Солдаты бросаются исполнять приказание.
Старообрядец мерным, спокойным шагом направляется к индусу.
Подойдя к больному, старик засучивает, рукава ситцевой рубахи и принимается растирать холодные, омертвевшие ноги индуса.
Больной стонет, корчится, извивается и к кому-то простирает руки. Потом он вскакивает с искаженным, почерневшим лицом и выкрикивает непонятные слова. В небольших, косо расставленных глазах набегают слезы.
Трижды повторяет он свой крик и снова валится на нару.
Если бы собака перед нами так мучительно умирала, как этот индус, мы бы, наверное, переполнились состраданием к ней, но этот человек внушает нам ужас: мысль о заразе убивает порывы жалости и заставляет нас дрожать за собственную жизнь.
— Послушайте, добрые люди! — обращается к нам старообрядец, продолжая растирать ноги больного. — Он что-то сказать хочет. Может, найдется понимающий.
— Сыйчас, пагады нымного, — откликается армянин и что-то разъясняет на ломаном таджикском наречии киргизу.
Когда армянин кончает, киргиз утвердительно кивает головой и отправляется к индусу.
Мы издали следим за ним. Он вскакивает на нару, садится на корточках к самому изголовью индуса и роняет несколько слов.
Больной молитвенно складывает руки и быстро лепечет что-то, стукаясь головой о нару.
Спустя немного киргиз возвращается к нам. И когда он хочет вплотную подойти к армянину, тот невольно от него отшатывается. С этого момента мы начинаем чуждаться киргиза.
От киргиза мы узнаем, что у индуса есть деньги и что он просит, когда он умрет, отправить его тело на родину и оставить при нем его маленького бога. Этот бог, вырезанный из слоновой кости, висит у него на шее.
Еврей, узнав о просьбе индуса, качает головой, многозначительно переглядывается с армянином и тяжело вздыхает.
Индус умирает в полном сознании и в страшных мучениях. И когда, наконец, его маленькое тело перестает извиваться, а обнаженные ноги с узкими, длинными ступнями, как у подростка, вытягиваются и неподвижно повисают на краю нары, многие из нас облегченно вздыхают, потому что видеть эти человеческие страдания свыше наших сил.
С помощью солдат и старообрядца, по дружному требованию всех содержавшихся в карантине, тело индуса выносится из барака и зарывается в песке в ста шагах от нашего лагеря.

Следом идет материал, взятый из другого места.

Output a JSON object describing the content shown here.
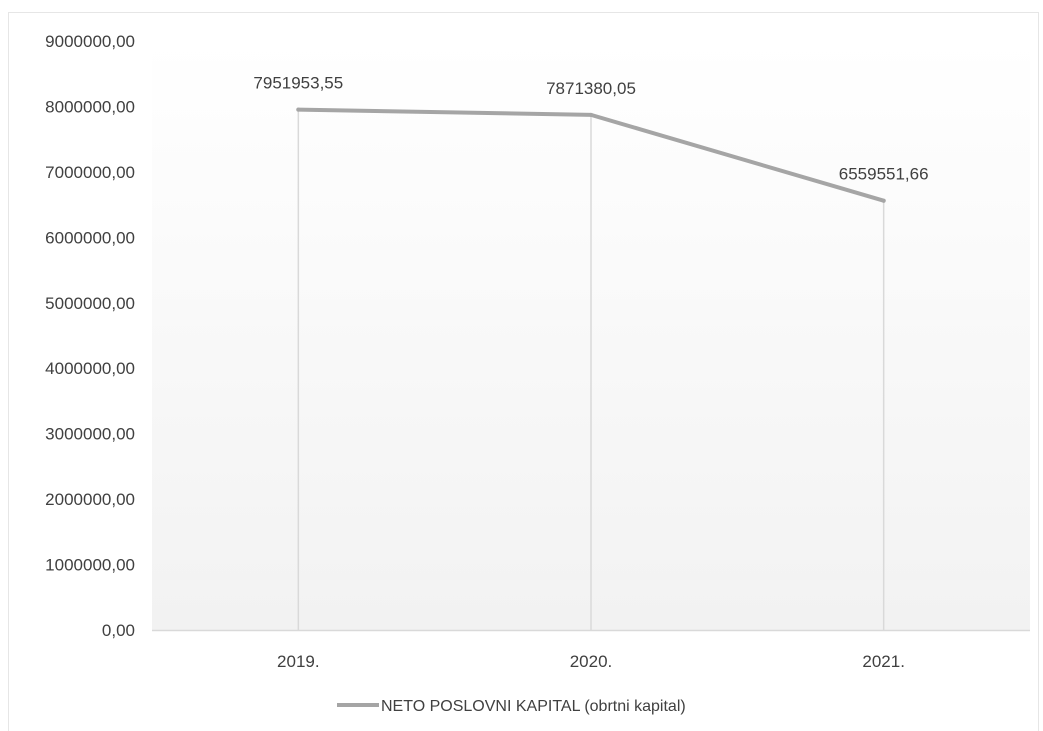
{
  "chart_data": {
    "type": "line",
    "title": "",
    "xlabel": "",
    "ylabel": "",
    "categories": [
      "2019.",
      "2020.",
      "2021."
    ],
    "series": [
      {
        "name": "NETO POSLOVNI KAPITAL (obrtni kapital)",
        "values": [
          7951953.55,
          7871380.05,
          6559551.66
        ],
        "data_labels": [
          "7951953,55",
          "7871380,05",
          "6559551,66"
        ],
        "color": "#a5a5a5"
      }
    ],
    "ylim": [
      0,
      9000000
    ],
    "yticks": [
      0,
      1000000,
      2000000,
      3000000,
      4000000,
      5000000,
      6000000,
      7000000,
      8000000,
      9000000
    ],
    "ytick_labels": [
      "0,00",
      "1000000,00",
      "2000000,00",
      "3000000,00",
      "4000000,00",
      "5000000,00",
      "6000000,00",
      "7000000,00",
      "8000000,00",
      "9000000,00"
    ],
    "grid": false,
    "drop_lines": true,
    "legend_position": "bottom",
    "colors": {
      "series_line": "#a5a5a5",
      "axis": "#d9d9d9",
      "drop_line": "#d9d9d9",
      "text": "#404040",
      "plot_gradient_top": "#ffffff",
      "plot_gradient_bottom": "#f2f2f2"
    }
  }
}
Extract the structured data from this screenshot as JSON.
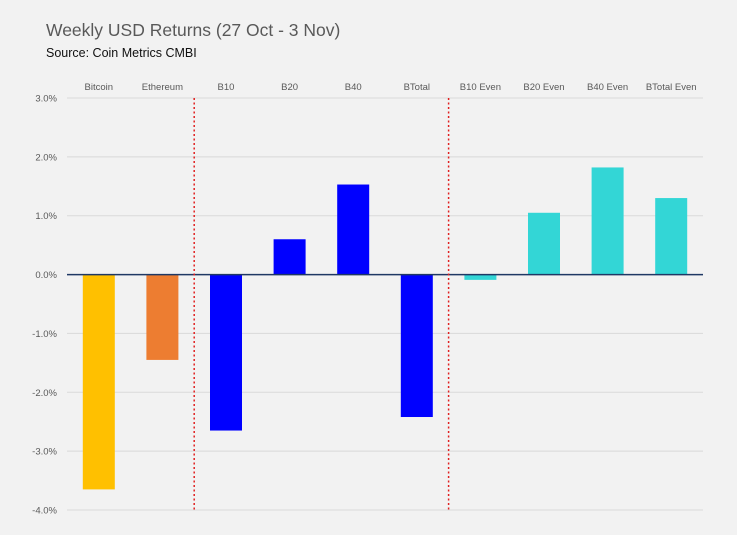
{
  "chart_data": {
    "type": "bar",
    "title": "Weekly USD Returns (27 Oct - 3 Nov)",
    "subtitle": "Source: Coin Metrics CMBI",
    "xlabel": "",
    "ylabel": "",
    "categories": [
      "Bitcoin",
      "Ethereum",
      "B10",
      "B20",
      "B40",
      "BTotal",
      "B10 Even",
      "B20 Even",
      "B40 Even",
      "BTotal Even"
    ],
    "values": [
      -3.65,
      -1.45,
      -2.65,
      0.6,
      1.53,
      -2.42,
      -0.09,
      1.05,
      1.82,
      1.3
    ],
    "colors": [
      "#ffc000",
      "#ed7d31",
      "#0000ff",
      "#0000ff",
      "#0000ff",
      "#0000ff",
      "#33d6d6",
      "#33d6d6",
      "#33d6d6",
      "#33d6d6"
    ],
    "ylim": [
      -4.0,
      3.0
    ],
    "yticks": [
      3.0,
      2.0,
      1.0,
      0.0,
      -1.0,
      -2.0,
      -3.0,
      -4.0
    ],
    "ytick_labels": [
      "3.0%",
      "2.0%",
      "1.0%",
      "0.0%",
      "-1.0%",
      "-2.0%",
      "-3.0%",
      "-4.0%"
    ],
    "category_labels_position": "top",
    "grid": true,
    "gridline_color": "#d9d9d9",
    "zero_line_color": "#1f3864",
    "group_separators": {
      "after_categories": [
        "Ethereum",
        "BTotal"
      ],
      "style": "dotted",
      "color": "#e02020"
    },
    "legend": "none"
  }
}
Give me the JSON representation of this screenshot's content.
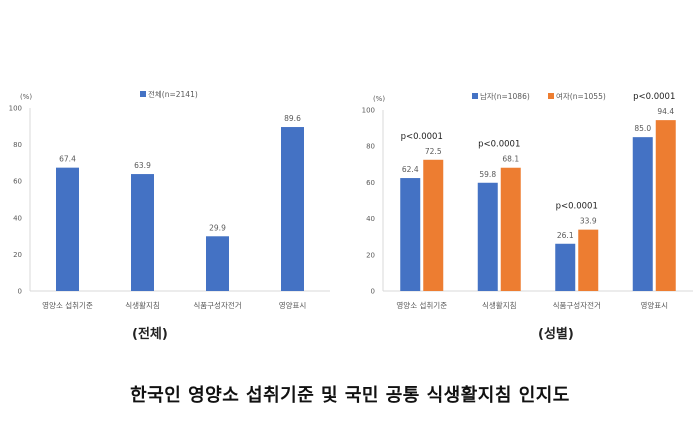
{
  "colors": {
    "blue": "#4472C4",
    "orange": "#ED7D31",
    "axis": "#D9D9D9",
    "text": "#595959"
  },
  "title": "한국인 영양소 섭취기준 및 국민 공통 식생활지침 인지도",
  "chart_data": [
    {
      "type": "bar",
      "caption": "(전체)",
      "unit_label": "(%)",
      "categories": [
        "영양소 섭취기준",
        "식생활지침",
        "식품구성자전거",
        "영양표시"
      ],
      "series": [
        {
          "name": "전체(n=2141)",
          "color": "#4472C4",
          "values": [
            67.4,
            63.9,
            29.9,
            89.6
          ]
        }
      ],
      "yticks": [
        "0",
        "20",
        "40",
        "60",
        "80",
        "100"
      ],
      "ylim": [
        0,
        100
      ],
      "grid": false,
      "legend": "top-center"
    },
    {
      "type": "bar",
      "caption": "(성별)",
      "unit_label": "(%)",
      "categories": [
        "영양소 섭취기준",
        "식생활지침",
        "식품구성자전거",
        "영양표시"
      ],
      "series": [
        {
          "name": "남자(n=1086)",
          "color": "#4472C4",
          "values": [
            62.4,
            59.8,
            26.1,
            85.0
          ]
        },
        {
          "name": "여자(n=1055)",
          "color": "#ED7D31",
          "values": [
            72.5,
            68.1,
            33.9,
            94.4
          ]
        }
      ],
      "annotations": [
        "p<0.0001",
        "p<0.0001",
        "p<0.0001",
        "p<0.0001"
      ],
      "yticks": [
        "0",
        "20",
        "40",
        "60",
        "80",
        "100"
      ],
      "ylim": [
        0,
        100
      ],
      "grid": false,
      "legend": "top-right"
    }
  ]
}
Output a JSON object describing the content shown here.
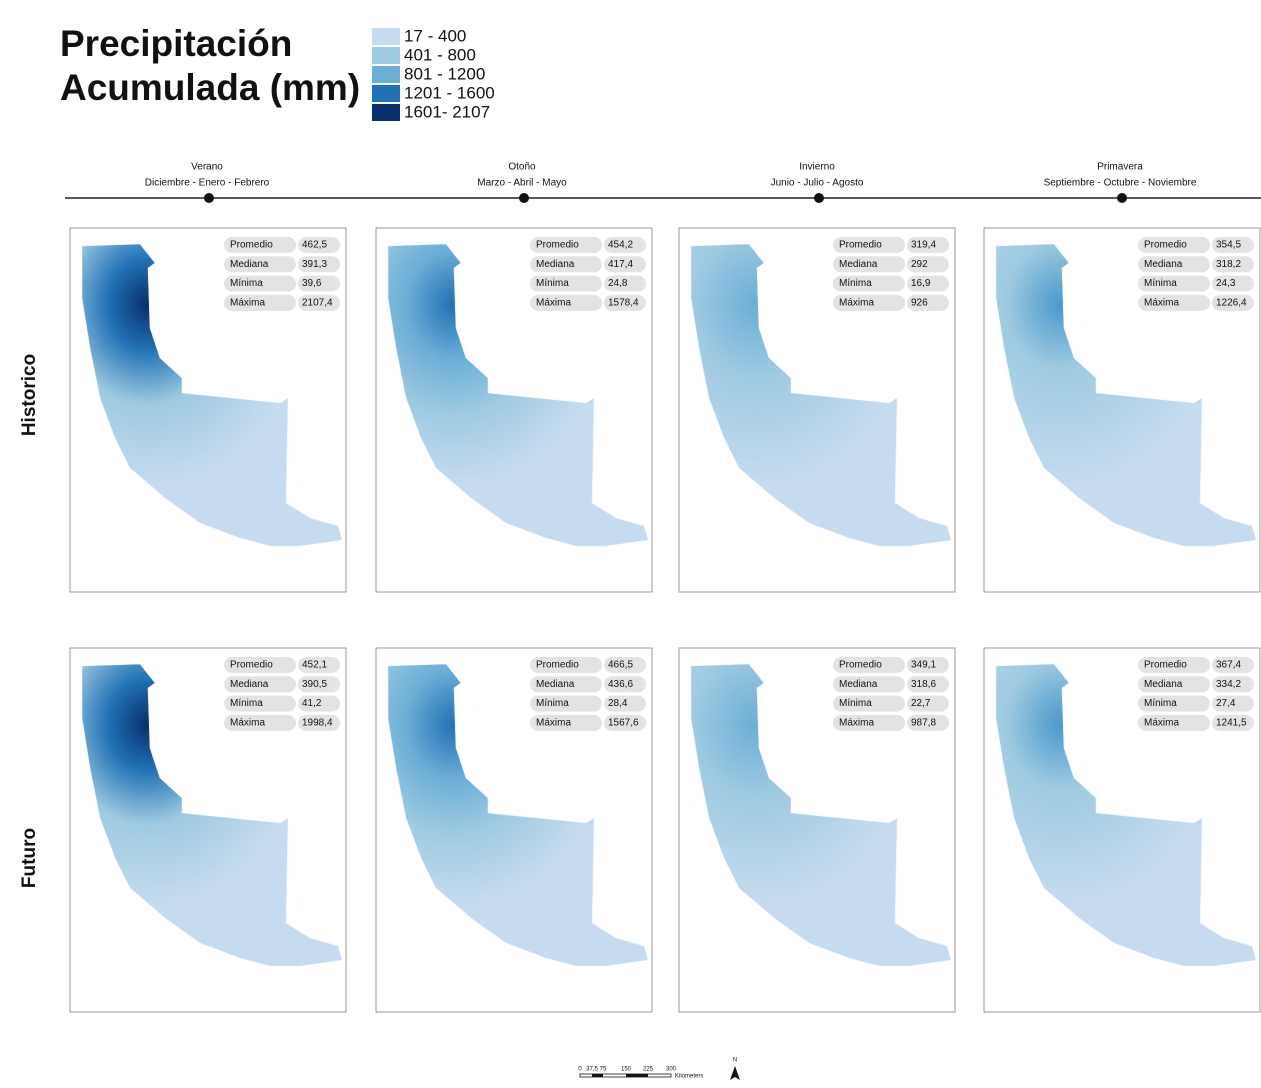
{
  "title": [
    "Precipitación",
    "Acumulada (mm)"
  ],
  "legend": {
    "classes": [
      {
        "label": "17 - 400",
        "color": "#c6dbef"
      },
      {
        "label": "401 - 800",
        "color": "#9ecae1"
      },
      {
        "label": "801 - 1200",
        "color": "#6baed6"
      },
      {
        "label": "1201 - 1600",
        "color": "#2171b5"
      },
      {
        "label": "1601- 2107",
        "color": "#08306b"
      }
    ]
  },
  "seasons": [
    {
      "name": "Verano",
      "months": "Diciembre - Enero - Febrero"
    },
    {
      "name": "Otoño",
      "months": "Marzo - Abril - Mayo"
    },
    {
      "name": "Invierno",
      "months": "Junio - Julio - Agosto"
    },
    {
      "name": "Primavera",
      "months": "Septiembre - Octubre - Noviembre"
    }
  ],
  "stat_labels": [
    "Promedio",
    "Mediana",
    "Mínima",
    "Máxima"
  ],
  "rows": [
    {
      "label": "Historico",
      "panels": [
        [
          "462,5",
          "391,3",
          "39,6",
          "2107,4"
        ],
        [
          "454,2",
          "417,4",
          "24,8",
          "1578,4"
        ],
        [
          "319,4",
          "292",
          "16,9",
          "926"
        ],
        [
          "354,5",
          "318,2",
          "24,3",
          "1226,4"
        ]
      ]
    },
    {
      "label": "Futuro",
      "panels": [
        [
          "452,1",
          "390,5",
          "41,2",
          "1998,4"
        ],
        [
          "466,5",
          "436,6",
          "28,4",
          "1567,6"
        ],
        [
          "349,1",
          "318,6",
          "22,7",
          "987,8"
        ],
        [
          "367,4",
          "334,2",
          "27,4",
          "1241,5"
        ]
      ]
    }
  ],
  "scale_bar": {
    "labels": [
      "0",
      "37,5",
      "75",
      "150",
      "225",
      "300"
    ],
    "unit": "Kilometers"
  },
  "north": "N"
}
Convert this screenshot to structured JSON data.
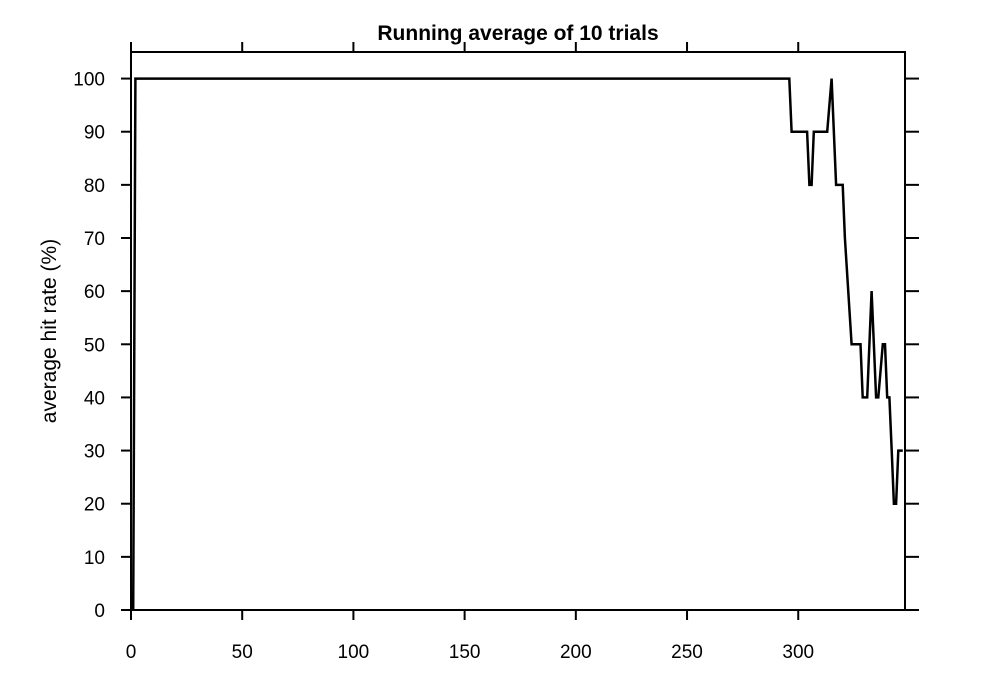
{
  "chart_data": {
    "type": "line",
    "title": "Running average of 10 trials",
    "xlabel": "",
    "ylabel": "average hit rate (%)",
    "xlim": [
      0,
      348
    ],
    "ylim": [
      0,
      105
    ],
    "xticks": [
      0,
      50,
      100,
      150,
      200,
      250,
      300
    ],
    "yticks": [
      0,
      10,
      20,
      30,
      40,
      50,
      60,
      70,
      80,
      90,
      100
    ],
    "grid": false,
    "line_color": "#000000",
    "series": [
      {
        "name": "",
        "x": [
          1,
          2,
          296,
          297,
          304,
          305,
          306,
          307,
          313,
          315,
          317,
          318,
          320,
          321,
          324,
          325,
          328,
          329,
          331,
          333,
          335,
          336,
          338,
          339,
          340,
          341,
          342,
          343,
          344,
          345,
          346,
          347
        ],
        "y": [
          0,
          100,
          100,
          90,
          90,
          80,
          80,
          90,
          90,
          100,
          80,
          80,
          80,
          70,
          50,
          50,
          50,
          40,
          40,
          60,
          40,
          40,
          50,
          50,
          40,
          40,
          30,
          20,
          20,
          30,
          30,
          30
        ]
      }
    ]
  }
}
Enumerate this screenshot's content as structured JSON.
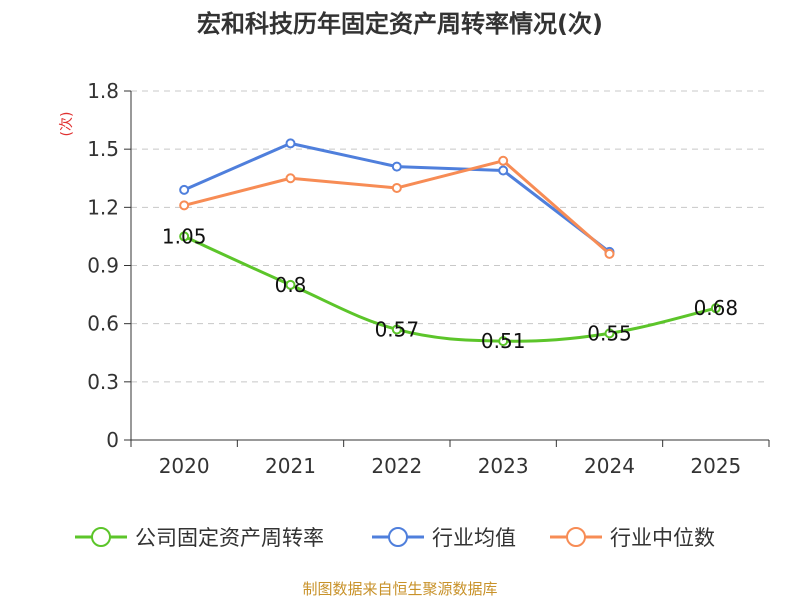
{
  "chart_data": {
    "type": "line",
    "title": "宏和科技历年固定资产周转率情况(次)",
    "ylabel": "(次)",
    "xlabel": "",
    "categories": [
      "2020",
      "2021",
      "2022",
      "2023",
      "2024",
      "2025"
    ],
    "y_ticks": [
      "0",
      "0.3",
      "0.6",
      "0.9",
      "1.2",
      "1.5",
      "1.8"
    ],
    "ylim": [
      0,
      1.8
    ],
    "grid": true,
    "legend_position": "bottom",
    "series": [
      {
        "name": "公司固定资产周转率",
        "color": "#5cc52a",
        "values": [
          1.05,
          0.8,
          0.57,
          0.51,
          0.55,
          0.68
        ],
        "labels": [
          "1.05",
          "0.8",
          "0.57",
          "0.51",
          "0.55",
          "0.68"
        ]
      },
      {
        "name": "行业均值",
        "color": "#4f7fdc",
        "values": [
          1.29,
          1.53,
          1.41,
          1.39,
          0.97,
          null
        ]
      },
      {
        "name": "行业中位数",
        "color": "#f78c55",
        "values": [
          1.21,
          1.35,
          1.3,
          1.44,
          0.96,
          null
        ]
      }
    ],
    "source": "制图数据来自恒生聚源数据库"
  }
}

Могилу обливают жидкой известью, а то место, где лежал индус, солдаты вымывают сулемой.
Сегодня мы не чувствуем жары, хотя солнце печет немилосердно. Нам не до того: смерть индуса пугает нас, и мы трепетно ждем последствий.
Мы начинаем бояться друг друга. Когда перс, армянин и раненый татарин из предосторожности думают перебраться к нам, на нашу нару, мы протестуем и готовы вступить с ними в драку.
Тяжелое настроение не покидает нас, и мы угрюмо молчим и ждем фельдшера. Ждем его, как избавителя, а его нет. Вот уже и солнце катится к западу, а фельдшер все еще не идет.
Еврей меняет место. Теперь он лежит рядом со мною.
За весь день он слова не промолвил. Молчит, вздыхает и поминутно поглядывает на свои карманные часы.